In July 2023, the Turkish Competition Board (the “Board”) approved ten merger and acquisition transactions, including Microsoft’s highly debated acquisition of sole control of the US video game holding company Activision Blizzard.
The highlight of Turkish competition law in July was that the Board concluded two on-going investigations, including its labour market investigation, and held oral defences for four investigations.
No-poaching investigation results in fines
In July 2023, the Board concluded its investigation on alleged anti-competitive agreements in the labour market involving more than thirty undertakings operating in diverse sectors. The Board scrutinised the so-called “gentlemen’s agreements” (i.e., no-poaching agreements) that allegedly involve anti-competitive limitations on the transfer of employees in various sectors. The Board also indicated that no-poaching agreements decrease employee mobility and lead to artificial suppression of wages, thus preventing wages from finding their actual value. In this vein, 16 undertakings faced monetary fines in a total amount of approximately EUR 14.5 million.
Turkey’s leading e-commerce platform Trendyol faces a fine for self-preferencing
On 27 July, the Board announced its conclusions regarding an investigation into Trendyol, a major e-commerce platform in Turkey. The investigation revolved around allegations that Trendyol engages in unfair practices to provide an advantage for its own private label (“PL”) products by manipulating algorithms and misusing data from third-party retailers.

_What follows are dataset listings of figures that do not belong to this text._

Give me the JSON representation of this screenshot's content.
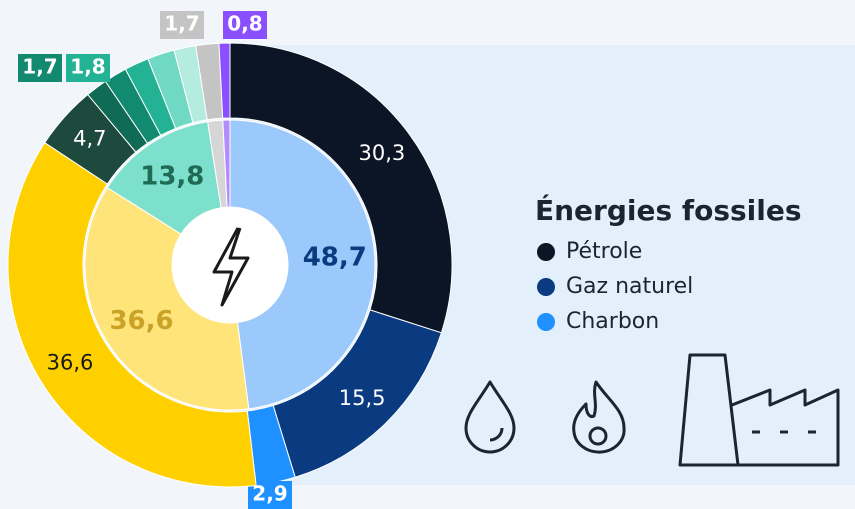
{
  "chart_data": {
    "type": "donut",
    "legend_title": "Énergies fossiles",
    "legend": [
      "Pétrole",
      "Gaz naturel",
      "Charbon"
    ],
    "outer": {
      "values": [
        30.3,
        15.5,
        2.9,
        36.6,
        4.7,
        1.6,
        1.7,
        1.8,
        2.0,
        1.6,
        1.7,
        0.8
      ],
      "value_labels": [
        "30,3",
        "15,5",
        "2,9",
        "36,6",
        "4,7",
        null,
        "1,7",
        "1,8",
        null,
        null,
        "1,7",
        "0,8"
      ],
      "colors": [
        "#0b1526",
        "#0a3a80",
        "#1e90ff",
        "#ffd000",
        "#1e4a3e",
        "#0f6b55",
        "#128a70",
        "#23b394",
        "#6fd9c4",
        "#b4ece0",
        "#c4c4c4",
        "#8a4fff"
      ]
    },
    "inner": {
      "values": [
        48.7,
        36.6,
        13.8,
        1.7,
        0.8
      ],
      "value_labels": [
        "48,7",
        "36,6",
        "13,8",
        null,
        null
      ],
      "colors": [
        "#9cc9fb",
        "#ffe47a",
        "#7de0cc",
        "#d6d6d6",
        "#b48cff"
      ],
      "label_colors": [
        "#0a3a80",
        "#c9a227",
        "#1f6b55",
        "#555",
        "#555"
      ]
    }
  }
}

As a result of its investigation, the Board imposed a hefty fine of approximately EUR 5.9 million on Trendyol for abusing its dominant position on the market of multi-category e-marketplace retailers. Additionally, the Board issued a series of measures that Trendyol must implement to ensure effective competition in the market, as summarised below:
The Board stresses standard of proof in RPM case
The Board has concluded its investigation against BSH, the Turkish distributor of brands such as Siemens, Bosch and Profilo, with reference to its previously published decision regarding its approval of the commitments offered by BSH. The investigation focused on whether BSH restricted the customers/regions to which its resellers may sell and/or maintained the resale prices (“RPM”) of its resellers.
Concerning the findings indicating that BSH “prohibited online sales” as well as “intervened with the resale prices”, the Board made the following assessments, particularly on the standard of proof:
- The findings alleging the maintenance of resale prices consisted of unilateral statements from resellers, which did not clearly indicate that BSH maintained resale prices. As a result, the Competition Board concluded that it had not been proven “beyond any doubt” that BSH engaged in RPM practices.

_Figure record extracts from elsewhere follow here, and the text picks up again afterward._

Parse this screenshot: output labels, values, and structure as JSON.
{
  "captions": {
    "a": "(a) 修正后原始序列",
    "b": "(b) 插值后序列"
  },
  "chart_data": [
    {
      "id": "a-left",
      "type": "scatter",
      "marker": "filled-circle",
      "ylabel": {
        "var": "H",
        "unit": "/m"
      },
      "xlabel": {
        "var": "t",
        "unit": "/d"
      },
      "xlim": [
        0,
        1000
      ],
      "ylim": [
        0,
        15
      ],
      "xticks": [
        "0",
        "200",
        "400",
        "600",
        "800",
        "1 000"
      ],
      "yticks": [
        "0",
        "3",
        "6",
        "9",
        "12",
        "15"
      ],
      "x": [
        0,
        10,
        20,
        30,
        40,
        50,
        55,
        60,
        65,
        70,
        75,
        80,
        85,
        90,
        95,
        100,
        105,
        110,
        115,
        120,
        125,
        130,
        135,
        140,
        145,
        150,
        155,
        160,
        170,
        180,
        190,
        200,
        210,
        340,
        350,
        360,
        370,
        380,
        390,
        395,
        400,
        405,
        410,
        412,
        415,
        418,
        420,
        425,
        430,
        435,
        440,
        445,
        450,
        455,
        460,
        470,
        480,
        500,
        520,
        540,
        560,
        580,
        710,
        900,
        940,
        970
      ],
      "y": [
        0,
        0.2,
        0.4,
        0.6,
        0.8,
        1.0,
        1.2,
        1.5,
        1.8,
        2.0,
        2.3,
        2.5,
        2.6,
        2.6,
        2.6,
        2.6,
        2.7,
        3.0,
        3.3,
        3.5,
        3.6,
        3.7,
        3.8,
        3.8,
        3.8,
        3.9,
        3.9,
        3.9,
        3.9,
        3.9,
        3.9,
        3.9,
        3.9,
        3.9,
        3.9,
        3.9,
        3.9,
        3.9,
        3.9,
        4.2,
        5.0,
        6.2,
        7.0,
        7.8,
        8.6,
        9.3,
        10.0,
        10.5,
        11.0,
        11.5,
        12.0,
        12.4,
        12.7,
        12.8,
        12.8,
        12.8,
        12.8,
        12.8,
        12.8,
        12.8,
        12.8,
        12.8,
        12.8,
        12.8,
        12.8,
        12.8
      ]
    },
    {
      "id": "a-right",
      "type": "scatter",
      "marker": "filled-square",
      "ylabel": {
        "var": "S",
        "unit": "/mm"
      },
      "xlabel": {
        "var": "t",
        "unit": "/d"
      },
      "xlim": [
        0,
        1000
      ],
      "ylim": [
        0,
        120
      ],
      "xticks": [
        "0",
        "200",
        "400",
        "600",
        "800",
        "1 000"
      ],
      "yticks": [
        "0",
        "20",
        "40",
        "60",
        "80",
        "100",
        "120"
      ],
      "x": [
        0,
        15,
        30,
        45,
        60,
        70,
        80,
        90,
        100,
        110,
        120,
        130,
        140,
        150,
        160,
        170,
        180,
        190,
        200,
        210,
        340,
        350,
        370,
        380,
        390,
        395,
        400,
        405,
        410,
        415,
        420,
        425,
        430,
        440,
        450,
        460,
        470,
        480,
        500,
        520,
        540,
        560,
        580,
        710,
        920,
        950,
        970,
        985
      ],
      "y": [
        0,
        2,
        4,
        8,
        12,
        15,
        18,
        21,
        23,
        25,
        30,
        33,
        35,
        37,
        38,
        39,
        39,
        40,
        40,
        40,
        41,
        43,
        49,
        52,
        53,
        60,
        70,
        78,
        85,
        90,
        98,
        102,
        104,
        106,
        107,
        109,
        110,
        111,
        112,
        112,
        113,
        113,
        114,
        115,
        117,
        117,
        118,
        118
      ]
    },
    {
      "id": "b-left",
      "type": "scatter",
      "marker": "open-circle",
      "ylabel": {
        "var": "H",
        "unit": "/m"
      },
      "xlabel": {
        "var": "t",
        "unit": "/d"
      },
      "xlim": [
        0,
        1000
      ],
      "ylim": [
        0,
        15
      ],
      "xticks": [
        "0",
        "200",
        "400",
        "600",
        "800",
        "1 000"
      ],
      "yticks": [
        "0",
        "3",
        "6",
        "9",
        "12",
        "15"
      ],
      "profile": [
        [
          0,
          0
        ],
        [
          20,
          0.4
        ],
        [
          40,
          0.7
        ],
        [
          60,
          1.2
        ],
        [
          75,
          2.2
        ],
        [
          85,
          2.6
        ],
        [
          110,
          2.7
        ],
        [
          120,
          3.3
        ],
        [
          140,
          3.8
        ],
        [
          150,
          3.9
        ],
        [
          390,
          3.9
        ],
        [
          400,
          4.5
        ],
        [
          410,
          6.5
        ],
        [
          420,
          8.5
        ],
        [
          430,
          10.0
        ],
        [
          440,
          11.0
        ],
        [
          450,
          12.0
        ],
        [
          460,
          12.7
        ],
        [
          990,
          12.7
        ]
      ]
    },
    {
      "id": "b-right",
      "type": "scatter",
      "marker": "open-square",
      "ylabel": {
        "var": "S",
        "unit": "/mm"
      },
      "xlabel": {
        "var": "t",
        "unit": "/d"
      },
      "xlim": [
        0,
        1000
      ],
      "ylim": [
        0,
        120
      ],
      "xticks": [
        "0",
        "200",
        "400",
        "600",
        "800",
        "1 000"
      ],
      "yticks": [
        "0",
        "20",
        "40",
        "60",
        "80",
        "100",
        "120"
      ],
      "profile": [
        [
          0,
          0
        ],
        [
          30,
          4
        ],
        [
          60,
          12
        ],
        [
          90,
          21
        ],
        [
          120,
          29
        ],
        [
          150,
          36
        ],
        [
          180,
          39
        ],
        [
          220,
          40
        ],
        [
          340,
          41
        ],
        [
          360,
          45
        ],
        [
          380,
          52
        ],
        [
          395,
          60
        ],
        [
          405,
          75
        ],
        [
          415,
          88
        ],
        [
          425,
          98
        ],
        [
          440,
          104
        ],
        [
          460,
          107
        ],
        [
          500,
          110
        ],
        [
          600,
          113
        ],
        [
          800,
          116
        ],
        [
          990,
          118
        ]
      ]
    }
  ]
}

- Concerning the region/customer restriction allegations, the Competition Board clarified that the restriction in question mainly aimed at preventing the sales of resellers operating within a selective distribution system to unauthorised resellers. The Board determined that preventing authorised resellers from selling to unauthorised ones within such system does not violate competition law.
Based on these assessments, the Board decided that there was no ground for imposing an administrative fine against BSH.
Individual exemption granted for physical point of sale (“POS”) services
On 24 July, the Turkish Competition Authority published that the Board has concluded its preliminary investigation against the Turkish subsidiary of Qatari National Bank (i.e., QNB Finansbank).
QNB Finansbank came under scrutiny for its practices related to customer restriction concerning POS services. The Board launched a preliminary investigation in 2021 after finding indications that QNB Finansbank hindered its competitors from providing POS services to businesses that it also served.
Within the scope of its preliminary investigation, the Board resolved to grant an individual exemption for QNB Finansbank, as QNB Finansbank’s practice is (i) limited to physical POS services, (ii) exclusive to existing customers, and (iii) aimed at addressing customer dissatisfaction and other risks related to unincorporated technical infrastructure. In this vein, the Board concluded to limit the individual exemption’s duration to the maximum legal period needed for establishing the specified technical infrastructure.